"Bee-obsessed" Jody Mitchell and her husband Ralph are all abuzz as they prepare to compete at the 2022 Apimondia - World Beekeeping Awards in Turkey in August.
The master beekeepers, both aged 53, have owned their multi-award-winning family business Kaimai Range Honey Limited for 17 years.
The couple is following a family tradition of beekeeping in the Kaimai Range.
Kaimai Range Honey has placed in the top three of the NZ Apicultural National Honey Awards every year since they first entered in 2009. They have also won the Quintessential Honey of NZ and Commercial Beekeepers of the Year Awards several times.
But on August 24 to 28, the Mitchells will show their native honey to the world at the Apimondia - International Apicultural World Beekeeping Awards in Istanbul.
Jody said the organisers had invited them back to compete at Apimondia after first competing in 2019.
"We have been told we are the only New Zealand competitors taking part in the competition, and we're very excited to be representing our country at these prestigious awards.
"People need to understand New Zealand produces more than just Manuka honey. We know we have got all these amazing native honeys, we just need the rest of the world to take notice."
The pair produce and supply six main varieties of unique rainforest and bush honey locally and overseas, including at the Tauranga Farmers Market.
This includes Rewarewa, Tawari, Blackberry, mono-floral Manuka and their Kaimai Special "bees-own" rainforest blend and Waikato pasture honey.
"We also export to the Middle East and the UK and supply a packer in Katikati who on-sells the honey under their own label."
The Mitchells own 1300 beehives and winter most of them between the Kaimai Range and the Waikato on just under 400 acres of family land between the Kaimai Mamaku Forest Park at their Kaimai Range family property.
They also winter some of their hives at their own property in Taranaki and on a Department of Conservation site.
"On average we produce 50 tonnes of honey a year," Jody said.
They also provide pollination services to green and gold kiwifruit orchardists between Kaimai Range and Otamarakau.
Jody, aka "Honey Gypsy", said beekeeping was in her blood. Her mother's great-uncle Roy Edwards was one of the first beekeepers in the Kaimai Range in the 1920s.
"Working with bees is more than a passion, I am obsessed, bee-obsessed," she said.
"When I was a kid I was really scared of bees and would throw up and pass out if I was stung. Now I am the biggest bee-nut there is..."
Roy Edwards owned Te Poi Apiaries and his late son Don and Jody's father Roger Garnett were also both beekeepers in the Kaimai Range.
Jody said she had been involved in beekeeping for 20 years and her husband Ralph for 24 years after he recovered from a life-threatening crash, and followed a family tradition.
"Ralph grew up on a dairy farm in Cornwall, UK, and we were both sharemilking cows in the Waikato when he was hit by a truck and trailer unit on Kaimai Range in 1996.
"Our daughter Tamara [Hammond] and her husband Daniel who have been working for us for seven years, are going to take over the principal beekeeping and pollination services, while Ralph and I will further develop the organics side of the business."
Their second daughter Zoe's boyfriend Tyler Thomas also worked for the business as a beekeeper.

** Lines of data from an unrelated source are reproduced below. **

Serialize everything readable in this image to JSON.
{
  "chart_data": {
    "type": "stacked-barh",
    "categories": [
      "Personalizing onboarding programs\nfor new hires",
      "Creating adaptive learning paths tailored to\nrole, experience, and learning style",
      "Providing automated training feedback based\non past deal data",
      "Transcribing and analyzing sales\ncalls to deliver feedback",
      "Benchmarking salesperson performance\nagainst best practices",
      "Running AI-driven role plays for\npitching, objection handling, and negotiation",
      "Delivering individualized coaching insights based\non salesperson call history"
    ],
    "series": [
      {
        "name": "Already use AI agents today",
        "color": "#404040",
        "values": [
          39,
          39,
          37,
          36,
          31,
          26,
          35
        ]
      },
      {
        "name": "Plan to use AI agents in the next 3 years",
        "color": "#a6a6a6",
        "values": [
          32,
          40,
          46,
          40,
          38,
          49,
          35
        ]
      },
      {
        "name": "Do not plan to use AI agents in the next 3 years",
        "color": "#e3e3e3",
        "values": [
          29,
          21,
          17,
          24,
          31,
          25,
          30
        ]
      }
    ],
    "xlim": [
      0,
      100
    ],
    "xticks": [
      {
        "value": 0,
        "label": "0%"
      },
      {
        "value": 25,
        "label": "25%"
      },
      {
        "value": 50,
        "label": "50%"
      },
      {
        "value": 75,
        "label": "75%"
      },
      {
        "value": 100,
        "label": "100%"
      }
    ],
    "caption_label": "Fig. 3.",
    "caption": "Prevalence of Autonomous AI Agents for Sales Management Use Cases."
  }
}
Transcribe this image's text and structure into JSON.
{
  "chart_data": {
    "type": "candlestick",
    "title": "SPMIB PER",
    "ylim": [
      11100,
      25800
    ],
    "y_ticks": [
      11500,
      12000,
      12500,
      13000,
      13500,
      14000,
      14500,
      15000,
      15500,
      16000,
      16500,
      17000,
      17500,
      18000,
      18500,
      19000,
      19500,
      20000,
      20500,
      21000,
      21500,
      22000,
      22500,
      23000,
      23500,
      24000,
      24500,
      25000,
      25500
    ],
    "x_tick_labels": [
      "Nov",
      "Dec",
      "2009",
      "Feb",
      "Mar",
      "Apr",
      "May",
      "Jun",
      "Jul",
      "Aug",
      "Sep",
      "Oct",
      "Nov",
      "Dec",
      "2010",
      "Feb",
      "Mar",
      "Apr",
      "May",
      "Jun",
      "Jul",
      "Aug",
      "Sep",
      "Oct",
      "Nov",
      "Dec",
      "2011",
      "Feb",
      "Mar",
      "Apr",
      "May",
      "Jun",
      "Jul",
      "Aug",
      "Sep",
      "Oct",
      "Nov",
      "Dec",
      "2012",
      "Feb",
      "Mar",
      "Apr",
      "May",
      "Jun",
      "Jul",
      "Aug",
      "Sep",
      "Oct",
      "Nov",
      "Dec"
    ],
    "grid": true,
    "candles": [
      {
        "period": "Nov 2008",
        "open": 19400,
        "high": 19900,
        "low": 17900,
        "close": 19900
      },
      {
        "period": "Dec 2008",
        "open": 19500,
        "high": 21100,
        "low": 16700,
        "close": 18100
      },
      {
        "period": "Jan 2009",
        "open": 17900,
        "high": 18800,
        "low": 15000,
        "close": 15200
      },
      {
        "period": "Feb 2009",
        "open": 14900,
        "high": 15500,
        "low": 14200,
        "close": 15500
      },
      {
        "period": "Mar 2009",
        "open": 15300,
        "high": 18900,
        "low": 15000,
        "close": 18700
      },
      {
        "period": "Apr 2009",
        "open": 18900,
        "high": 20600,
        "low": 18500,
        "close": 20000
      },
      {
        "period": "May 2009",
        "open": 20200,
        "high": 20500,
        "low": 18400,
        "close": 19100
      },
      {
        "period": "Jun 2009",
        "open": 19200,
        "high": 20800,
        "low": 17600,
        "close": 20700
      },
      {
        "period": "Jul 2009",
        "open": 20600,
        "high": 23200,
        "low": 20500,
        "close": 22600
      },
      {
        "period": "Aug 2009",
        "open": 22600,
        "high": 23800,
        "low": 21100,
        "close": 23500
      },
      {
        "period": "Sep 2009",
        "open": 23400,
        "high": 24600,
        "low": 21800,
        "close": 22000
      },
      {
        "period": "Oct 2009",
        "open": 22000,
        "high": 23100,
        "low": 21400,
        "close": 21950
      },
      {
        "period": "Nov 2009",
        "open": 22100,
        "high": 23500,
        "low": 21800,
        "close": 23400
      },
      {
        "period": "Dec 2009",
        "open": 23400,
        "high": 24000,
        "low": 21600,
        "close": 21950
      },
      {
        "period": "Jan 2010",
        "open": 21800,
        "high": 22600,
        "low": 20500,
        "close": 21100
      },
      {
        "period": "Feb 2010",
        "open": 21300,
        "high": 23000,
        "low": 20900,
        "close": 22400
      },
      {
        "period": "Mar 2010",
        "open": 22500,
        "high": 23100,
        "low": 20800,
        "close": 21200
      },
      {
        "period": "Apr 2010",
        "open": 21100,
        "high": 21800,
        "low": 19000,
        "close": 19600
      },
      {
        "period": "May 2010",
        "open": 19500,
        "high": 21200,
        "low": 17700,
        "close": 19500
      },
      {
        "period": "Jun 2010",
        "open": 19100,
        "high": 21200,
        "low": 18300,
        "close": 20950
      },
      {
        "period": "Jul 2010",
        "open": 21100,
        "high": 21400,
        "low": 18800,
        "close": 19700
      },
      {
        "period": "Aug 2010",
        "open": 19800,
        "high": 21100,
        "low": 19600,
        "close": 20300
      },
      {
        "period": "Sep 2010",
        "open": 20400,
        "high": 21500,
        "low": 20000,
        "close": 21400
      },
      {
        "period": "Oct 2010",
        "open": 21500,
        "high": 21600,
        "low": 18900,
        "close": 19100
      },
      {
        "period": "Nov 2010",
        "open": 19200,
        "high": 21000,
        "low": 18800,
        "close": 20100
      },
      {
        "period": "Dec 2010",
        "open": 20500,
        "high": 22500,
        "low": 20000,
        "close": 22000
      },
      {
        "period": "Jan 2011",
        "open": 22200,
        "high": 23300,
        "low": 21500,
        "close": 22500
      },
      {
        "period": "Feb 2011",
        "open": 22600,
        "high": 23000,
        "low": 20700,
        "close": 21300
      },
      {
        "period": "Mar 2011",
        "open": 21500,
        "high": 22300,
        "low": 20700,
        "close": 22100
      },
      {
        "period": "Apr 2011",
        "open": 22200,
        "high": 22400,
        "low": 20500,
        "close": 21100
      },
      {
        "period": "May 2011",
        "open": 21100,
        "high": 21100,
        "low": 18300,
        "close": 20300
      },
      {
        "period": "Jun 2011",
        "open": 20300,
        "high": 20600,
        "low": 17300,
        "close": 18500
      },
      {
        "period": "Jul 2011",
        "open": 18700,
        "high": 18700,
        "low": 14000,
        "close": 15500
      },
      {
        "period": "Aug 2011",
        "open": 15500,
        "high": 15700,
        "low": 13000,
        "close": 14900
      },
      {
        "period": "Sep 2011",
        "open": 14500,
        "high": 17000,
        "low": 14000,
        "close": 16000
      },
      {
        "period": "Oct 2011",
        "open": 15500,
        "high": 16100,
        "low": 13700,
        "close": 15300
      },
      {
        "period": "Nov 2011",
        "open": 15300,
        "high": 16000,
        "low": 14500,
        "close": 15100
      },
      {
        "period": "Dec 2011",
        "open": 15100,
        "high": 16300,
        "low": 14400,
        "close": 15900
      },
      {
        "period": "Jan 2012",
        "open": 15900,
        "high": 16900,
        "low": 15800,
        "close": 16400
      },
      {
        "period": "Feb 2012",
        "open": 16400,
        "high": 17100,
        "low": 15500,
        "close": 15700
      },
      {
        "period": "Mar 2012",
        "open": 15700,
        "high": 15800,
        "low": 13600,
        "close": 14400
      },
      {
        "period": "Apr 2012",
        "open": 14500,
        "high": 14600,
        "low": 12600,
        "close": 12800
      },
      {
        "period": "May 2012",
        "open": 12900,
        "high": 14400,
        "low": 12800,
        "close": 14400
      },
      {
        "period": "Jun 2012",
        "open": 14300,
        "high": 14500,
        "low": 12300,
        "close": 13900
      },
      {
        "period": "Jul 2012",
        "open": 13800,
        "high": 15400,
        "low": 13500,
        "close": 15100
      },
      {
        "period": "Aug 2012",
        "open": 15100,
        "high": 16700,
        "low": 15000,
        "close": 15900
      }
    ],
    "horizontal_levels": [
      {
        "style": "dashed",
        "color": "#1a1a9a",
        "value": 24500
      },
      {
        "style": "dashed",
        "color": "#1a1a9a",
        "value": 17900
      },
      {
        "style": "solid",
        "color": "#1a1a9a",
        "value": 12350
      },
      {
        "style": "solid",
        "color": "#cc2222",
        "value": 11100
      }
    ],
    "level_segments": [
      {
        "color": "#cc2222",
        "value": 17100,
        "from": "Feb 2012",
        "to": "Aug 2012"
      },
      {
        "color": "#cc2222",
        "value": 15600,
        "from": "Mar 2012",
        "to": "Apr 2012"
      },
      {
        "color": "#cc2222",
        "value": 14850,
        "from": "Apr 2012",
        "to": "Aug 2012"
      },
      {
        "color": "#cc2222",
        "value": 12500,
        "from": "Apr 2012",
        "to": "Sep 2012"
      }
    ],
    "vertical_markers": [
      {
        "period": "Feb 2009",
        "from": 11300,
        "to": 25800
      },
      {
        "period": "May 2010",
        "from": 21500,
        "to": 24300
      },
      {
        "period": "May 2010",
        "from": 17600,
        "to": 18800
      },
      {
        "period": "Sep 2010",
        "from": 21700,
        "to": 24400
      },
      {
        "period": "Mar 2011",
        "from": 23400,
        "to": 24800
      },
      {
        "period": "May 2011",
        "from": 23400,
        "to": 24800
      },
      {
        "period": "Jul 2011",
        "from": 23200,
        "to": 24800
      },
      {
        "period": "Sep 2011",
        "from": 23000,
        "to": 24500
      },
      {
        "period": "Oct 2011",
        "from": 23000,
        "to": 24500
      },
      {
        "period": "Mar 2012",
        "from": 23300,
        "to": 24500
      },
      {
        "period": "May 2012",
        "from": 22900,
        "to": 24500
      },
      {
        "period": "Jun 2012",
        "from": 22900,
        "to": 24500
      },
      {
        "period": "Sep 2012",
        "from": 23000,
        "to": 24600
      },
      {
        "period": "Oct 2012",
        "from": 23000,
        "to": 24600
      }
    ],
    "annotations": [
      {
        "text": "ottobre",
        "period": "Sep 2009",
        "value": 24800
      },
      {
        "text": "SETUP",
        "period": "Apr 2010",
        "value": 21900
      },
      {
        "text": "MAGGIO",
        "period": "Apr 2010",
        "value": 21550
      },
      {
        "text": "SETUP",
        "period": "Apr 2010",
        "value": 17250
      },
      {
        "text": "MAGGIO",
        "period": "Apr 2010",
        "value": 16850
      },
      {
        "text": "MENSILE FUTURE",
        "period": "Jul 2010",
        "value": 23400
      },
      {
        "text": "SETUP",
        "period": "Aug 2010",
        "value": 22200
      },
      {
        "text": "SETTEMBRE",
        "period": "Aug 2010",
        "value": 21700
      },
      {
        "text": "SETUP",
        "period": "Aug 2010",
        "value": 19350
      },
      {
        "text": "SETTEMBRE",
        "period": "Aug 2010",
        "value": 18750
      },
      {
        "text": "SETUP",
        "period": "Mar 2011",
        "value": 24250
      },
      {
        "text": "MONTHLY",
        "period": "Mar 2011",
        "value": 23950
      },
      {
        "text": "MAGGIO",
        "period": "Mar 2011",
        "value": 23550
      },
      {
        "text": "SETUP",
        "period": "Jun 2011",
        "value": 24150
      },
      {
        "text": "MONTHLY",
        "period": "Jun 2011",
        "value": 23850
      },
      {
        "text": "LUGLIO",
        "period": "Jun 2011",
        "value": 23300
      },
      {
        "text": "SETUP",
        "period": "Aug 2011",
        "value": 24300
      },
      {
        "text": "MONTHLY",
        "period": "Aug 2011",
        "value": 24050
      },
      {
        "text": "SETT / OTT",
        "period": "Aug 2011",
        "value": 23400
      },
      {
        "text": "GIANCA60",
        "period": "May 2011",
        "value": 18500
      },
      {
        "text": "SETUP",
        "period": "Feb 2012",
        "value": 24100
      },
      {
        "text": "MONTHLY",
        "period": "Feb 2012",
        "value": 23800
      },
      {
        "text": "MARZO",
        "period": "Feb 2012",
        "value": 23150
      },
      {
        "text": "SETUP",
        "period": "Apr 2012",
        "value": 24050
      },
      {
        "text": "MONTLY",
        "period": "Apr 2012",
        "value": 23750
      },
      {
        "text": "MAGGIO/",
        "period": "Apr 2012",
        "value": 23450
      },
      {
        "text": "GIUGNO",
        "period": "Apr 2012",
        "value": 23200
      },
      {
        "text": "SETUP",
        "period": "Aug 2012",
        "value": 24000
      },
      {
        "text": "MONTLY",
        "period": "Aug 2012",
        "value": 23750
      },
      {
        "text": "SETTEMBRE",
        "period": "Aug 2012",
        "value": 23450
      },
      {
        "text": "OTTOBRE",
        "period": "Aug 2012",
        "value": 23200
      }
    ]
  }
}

Jody has also been asked to help judge the 2022 Apiculture NZ National Beekeeping Awards in Christchurch between June 28 and July 1.
"When they asked me if I was sick of winning, and would like to I like to help judge the NZ honey awards, I jumped at the chance. I am really excited."
The Mitchells were the American Foulbrood disease - an infectious, notifiable, bacterial brood disease that weakens and kills honey bee colonies - coordinators for the Bay of Plenty for about 10 years. They train and mentor other beekeepers.
Jody said they had just started using bioform biodegradable honey frames produced by Auckland-based beekeeping equipment suppliers Ecroteck.
She believed they were the first company in New Zealand to use these biodegradable frames.
"Some people may not be aware that one-third of the world's food is the result of bee pollination, and as a beekeeping family, we take this responsibility very seriously. Without good beekeepers unfortunately there will be no honey bees."
"We could keep growing our business bigger and bigger but we are now all about quality over quantity and ensuring we keeping look after our honey bees. If you look after your bees properly they'll reward you with amazing honey."
According to the Ministry for Primary Industries, New Zealand's export earnings from honey are worth more than $340 million a year.